A: In addition to Professor Zhdanovych’s support with my Russian language and research, Professor RJ Joyce in computer science encouraged me to become invested in cybersecurity. It’s because of him that I’ve become involved in many of the clubs and organizations I am currently enrolled in. Such interest in security was able to earn me recipient status in UMBC’s Scholarship for Service cohort.  

Q: What clubs, teams, or organizations are you a part of? What do you love about them?

A: First and foremost, I am a member of UMBC’s National Science Foundation-funded CyberCorps: Scholarship of Service (SFS). This program has allowed me to pursue my interest in security outside of the traditional academic venues. Thanks to SFS, I was able to attend and present at DEFCON 31 in Las Vegas, one of the largest cybersecurity conventions in the world [Photo: Wooddell, left, at DEFCON 31 with a fellow student].

I am also a member of the UMBC Cyberdawgs. I never miss an opportunity to compete in the annual competitions they hold on campus. Beyond this, I attend the bi-weekly Cyber Defense Lab meetings, which allow me to keep up to date with all sorts of security research projects being conducted on campus.

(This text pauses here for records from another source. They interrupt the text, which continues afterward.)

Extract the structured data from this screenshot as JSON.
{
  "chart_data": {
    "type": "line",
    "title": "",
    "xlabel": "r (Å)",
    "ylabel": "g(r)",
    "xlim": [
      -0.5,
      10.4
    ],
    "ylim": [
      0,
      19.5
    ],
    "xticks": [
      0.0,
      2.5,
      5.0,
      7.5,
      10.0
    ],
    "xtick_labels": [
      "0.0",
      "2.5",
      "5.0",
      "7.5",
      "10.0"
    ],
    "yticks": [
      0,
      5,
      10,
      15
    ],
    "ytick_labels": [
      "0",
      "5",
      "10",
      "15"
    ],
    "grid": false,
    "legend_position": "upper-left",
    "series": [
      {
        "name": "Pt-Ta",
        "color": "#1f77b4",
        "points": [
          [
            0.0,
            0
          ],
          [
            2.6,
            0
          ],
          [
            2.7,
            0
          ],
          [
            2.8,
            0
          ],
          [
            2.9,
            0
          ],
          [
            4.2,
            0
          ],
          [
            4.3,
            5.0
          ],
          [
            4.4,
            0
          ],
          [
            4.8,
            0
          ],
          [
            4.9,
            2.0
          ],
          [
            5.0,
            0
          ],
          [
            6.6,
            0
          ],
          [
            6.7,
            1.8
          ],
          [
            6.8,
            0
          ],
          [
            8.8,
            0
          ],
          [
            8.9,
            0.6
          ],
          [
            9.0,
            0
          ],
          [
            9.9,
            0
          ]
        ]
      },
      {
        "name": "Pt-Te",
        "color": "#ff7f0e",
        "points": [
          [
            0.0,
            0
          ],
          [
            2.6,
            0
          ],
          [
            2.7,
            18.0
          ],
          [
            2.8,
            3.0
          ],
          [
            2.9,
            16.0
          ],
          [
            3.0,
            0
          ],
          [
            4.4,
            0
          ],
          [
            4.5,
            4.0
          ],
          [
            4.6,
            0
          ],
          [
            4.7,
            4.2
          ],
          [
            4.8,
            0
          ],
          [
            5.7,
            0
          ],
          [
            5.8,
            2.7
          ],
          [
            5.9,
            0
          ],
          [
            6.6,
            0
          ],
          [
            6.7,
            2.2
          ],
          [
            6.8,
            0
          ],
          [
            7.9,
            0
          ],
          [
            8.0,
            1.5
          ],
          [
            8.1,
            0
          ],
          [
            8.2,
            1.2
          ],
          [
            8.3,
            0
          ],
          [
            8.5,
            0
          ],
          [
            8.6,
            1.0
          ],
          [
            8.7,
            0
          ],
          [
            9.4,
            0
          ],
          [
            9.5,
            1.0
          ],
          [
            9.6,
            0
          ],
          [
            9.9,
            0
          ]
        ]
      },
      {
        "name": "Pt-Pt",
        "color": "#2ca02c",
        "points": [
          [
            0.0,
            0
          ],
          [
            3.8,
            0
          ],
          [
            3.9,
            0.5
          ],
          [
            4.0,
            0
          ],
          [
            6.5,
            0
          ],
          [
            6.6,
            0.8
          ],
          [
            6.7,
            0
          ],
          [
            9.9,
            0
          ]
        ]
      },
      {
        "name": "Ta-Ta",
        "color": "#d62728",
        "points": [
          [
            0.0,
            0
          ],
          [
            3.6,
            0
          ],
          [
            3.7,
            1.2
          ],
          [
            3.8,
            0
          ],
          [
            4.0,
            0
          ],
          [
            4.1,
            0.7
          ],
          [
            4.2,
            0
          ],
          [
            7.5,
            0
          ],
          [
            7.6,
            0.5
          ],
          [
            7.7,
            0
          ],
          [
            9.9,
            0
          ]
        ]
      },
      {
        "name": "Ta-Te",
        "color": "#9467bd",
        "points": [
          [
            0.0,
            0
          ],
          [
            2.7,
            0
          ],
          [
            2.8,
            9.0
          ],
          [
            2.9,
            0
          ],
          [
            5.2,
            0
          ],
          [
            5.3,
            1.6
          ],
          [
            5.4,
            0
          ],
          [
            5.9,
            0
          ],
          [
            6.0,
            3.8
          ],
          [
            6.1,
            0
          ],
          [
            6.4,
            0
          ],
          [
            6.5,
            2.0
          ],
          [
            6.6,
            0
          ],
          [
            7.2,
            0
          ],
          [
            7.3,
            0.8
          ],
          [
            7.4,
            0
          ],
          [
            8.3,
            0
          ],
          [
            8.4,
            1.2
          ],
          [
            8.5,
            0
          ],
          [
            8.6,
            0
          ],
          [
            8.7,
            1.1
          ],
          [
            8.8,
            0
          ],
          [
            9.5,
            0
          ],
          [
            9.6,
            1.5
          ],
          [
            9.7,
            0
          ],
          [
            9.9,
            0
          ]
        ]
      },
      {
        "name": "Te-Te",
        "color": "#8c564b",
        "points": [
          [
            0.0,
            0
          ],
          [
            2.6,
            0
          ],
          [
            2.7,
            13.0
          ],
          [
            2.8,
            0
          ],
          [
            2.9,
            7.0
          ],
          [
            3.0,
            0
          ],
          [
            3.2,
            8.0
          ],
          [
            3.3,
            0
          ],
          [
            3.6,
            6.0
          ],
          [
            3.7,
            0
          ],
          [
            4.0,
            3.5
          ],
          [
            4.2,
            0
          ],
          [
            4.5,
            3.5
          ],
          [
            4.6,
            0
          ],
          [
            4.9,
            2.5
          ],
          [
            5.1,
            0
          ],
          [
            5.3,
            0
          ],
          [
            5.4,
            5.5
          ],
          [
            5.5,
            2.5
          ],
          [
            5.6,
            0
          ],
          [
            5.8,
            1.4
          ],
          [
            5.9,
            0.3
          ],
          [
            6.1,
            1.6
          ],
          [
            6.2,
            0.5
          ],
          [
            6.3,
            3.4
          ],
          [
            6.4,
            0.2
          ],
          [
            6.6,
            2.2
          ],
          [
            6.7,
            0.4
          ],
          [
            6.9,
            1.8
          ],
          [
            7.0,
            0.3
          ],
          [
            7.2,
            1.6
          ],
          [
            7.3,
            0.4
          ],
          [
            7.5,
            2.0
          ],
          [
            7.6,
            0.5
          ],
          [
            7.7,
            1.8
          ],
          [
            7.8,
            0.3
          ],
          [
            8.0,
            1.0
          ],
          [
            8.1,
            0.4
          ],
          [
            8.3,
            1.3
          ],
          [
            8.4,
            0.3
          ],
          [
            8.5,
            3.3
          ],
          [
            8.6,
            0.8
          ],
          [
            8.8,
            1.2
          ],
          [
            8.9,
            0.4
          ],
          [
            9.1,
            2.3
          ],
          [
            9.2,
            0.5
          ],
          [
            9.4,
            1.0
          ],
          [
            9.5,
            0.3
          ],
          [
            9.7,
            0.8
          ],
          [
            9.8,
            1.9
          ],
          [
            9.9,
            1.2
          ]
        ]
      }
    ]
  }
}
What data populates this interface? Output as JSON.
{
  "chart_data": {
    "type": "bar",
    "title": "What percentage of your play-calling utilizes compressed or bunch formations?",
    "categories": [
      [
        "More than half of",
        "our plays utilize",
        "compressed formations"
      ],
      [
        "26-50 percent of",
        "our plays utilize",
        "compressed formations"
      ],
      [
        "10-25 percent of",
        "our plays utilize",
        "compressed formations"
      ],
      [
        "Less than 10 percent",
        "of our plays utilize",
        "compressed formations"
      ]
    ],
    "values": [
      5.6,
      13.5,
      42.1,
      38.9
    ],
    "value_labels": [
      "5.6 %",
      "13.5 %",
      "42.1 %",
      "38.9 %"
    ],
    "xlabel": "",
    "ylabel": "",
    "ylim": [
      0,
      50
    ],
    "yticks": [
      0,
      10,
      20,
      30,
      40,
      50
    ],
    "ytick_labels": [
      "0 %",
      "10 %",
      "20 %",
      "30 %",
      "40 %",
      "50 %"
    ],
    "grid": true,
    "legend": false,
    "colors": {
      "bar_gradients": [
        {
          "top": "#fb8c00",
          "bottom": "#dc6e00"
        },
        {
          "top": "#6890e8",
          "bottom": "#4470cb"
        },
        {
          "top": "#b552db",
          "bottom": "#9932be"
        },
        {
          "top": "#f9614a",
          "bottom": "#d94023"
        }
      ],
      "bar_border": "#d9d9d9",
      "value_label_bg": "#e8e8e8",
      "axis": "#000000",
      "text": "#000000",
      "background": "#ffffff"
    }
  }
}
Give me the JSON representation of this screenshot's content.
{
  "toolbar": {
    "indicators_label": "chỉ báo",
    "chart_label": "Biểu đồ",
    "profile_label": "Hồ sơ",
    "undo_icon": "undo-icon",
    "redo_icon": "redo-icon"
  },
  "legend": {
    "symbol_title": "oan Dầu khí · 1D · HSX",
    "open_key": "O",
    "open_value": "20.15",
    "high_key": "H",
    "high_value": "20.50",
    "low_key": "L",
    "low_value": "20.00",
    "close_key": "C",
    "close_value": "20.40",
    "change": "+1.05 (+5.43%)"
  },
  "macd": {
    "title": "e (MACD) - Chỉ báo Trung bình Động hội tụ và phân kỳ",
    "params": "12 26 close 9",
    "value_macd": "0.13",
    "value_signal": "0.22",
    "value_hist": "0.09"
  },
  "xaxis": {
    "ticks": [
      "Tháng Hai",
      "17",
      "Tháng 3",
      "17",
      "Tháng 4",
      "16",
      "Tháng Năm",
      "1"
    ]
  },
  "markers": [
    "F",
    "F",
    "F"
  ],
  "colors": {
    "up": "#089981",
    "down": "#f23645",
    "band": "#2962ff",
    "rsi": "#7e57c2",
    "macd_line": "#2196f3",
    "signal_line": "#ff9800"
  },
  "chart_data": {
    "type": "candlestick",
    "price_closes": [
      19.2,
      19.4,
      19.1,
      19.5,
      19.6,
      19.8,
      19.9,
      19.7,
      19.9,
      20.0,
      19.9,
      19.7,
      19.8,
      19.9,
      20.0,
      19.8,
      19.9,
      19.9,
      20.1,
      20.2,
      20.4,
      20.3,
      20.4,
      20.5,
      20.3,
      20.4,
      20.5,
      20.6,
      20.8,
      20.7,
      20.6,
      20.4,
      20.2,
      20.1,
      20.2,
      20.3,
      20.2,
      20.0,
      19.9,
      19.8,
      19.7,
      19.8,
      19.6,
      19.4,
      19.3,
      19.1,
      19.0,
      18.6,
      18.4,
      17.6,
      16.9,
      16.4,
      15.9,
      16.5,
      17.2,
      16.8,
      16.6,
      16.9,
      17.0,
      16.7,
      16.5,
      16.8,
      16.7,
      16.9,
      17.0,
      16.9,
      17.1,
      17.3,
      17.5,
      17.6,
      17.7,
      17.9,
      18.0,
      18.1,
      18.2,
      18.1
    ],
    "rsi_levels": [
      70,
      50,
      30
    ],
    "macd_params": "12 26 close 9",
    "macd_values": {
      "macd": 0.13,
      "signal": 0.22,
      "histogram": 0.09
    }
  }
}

Q: Are you a student leader? Tell us about it! 

A: Through SFS, related organizations, and clubs on campus, I have been lucky enough to meet and work with some of the most amazing and intelligent people I have ever met. From these associated labs, clubs, and programs I have met and been influenced by more people than I could ever hope to list here.

Two men (one is a Russian speaker) take a smiling selfie in front of a lot of lit up billboards in Las Vegas at a cybersecurity conference

I am incredibly honored to have been able to lead these organizations, as they have provided me with opportunities to give back to my university and community.

* * * * *

UMBC’s greatest strength is its people. When people meet Retrievers and hear about the passion they bring, the relationships they create, the ways they support each other, and the commitment they have to inclusive excellence, they truly get a sense of our community. That’s what “Meet a Retriever” is all about.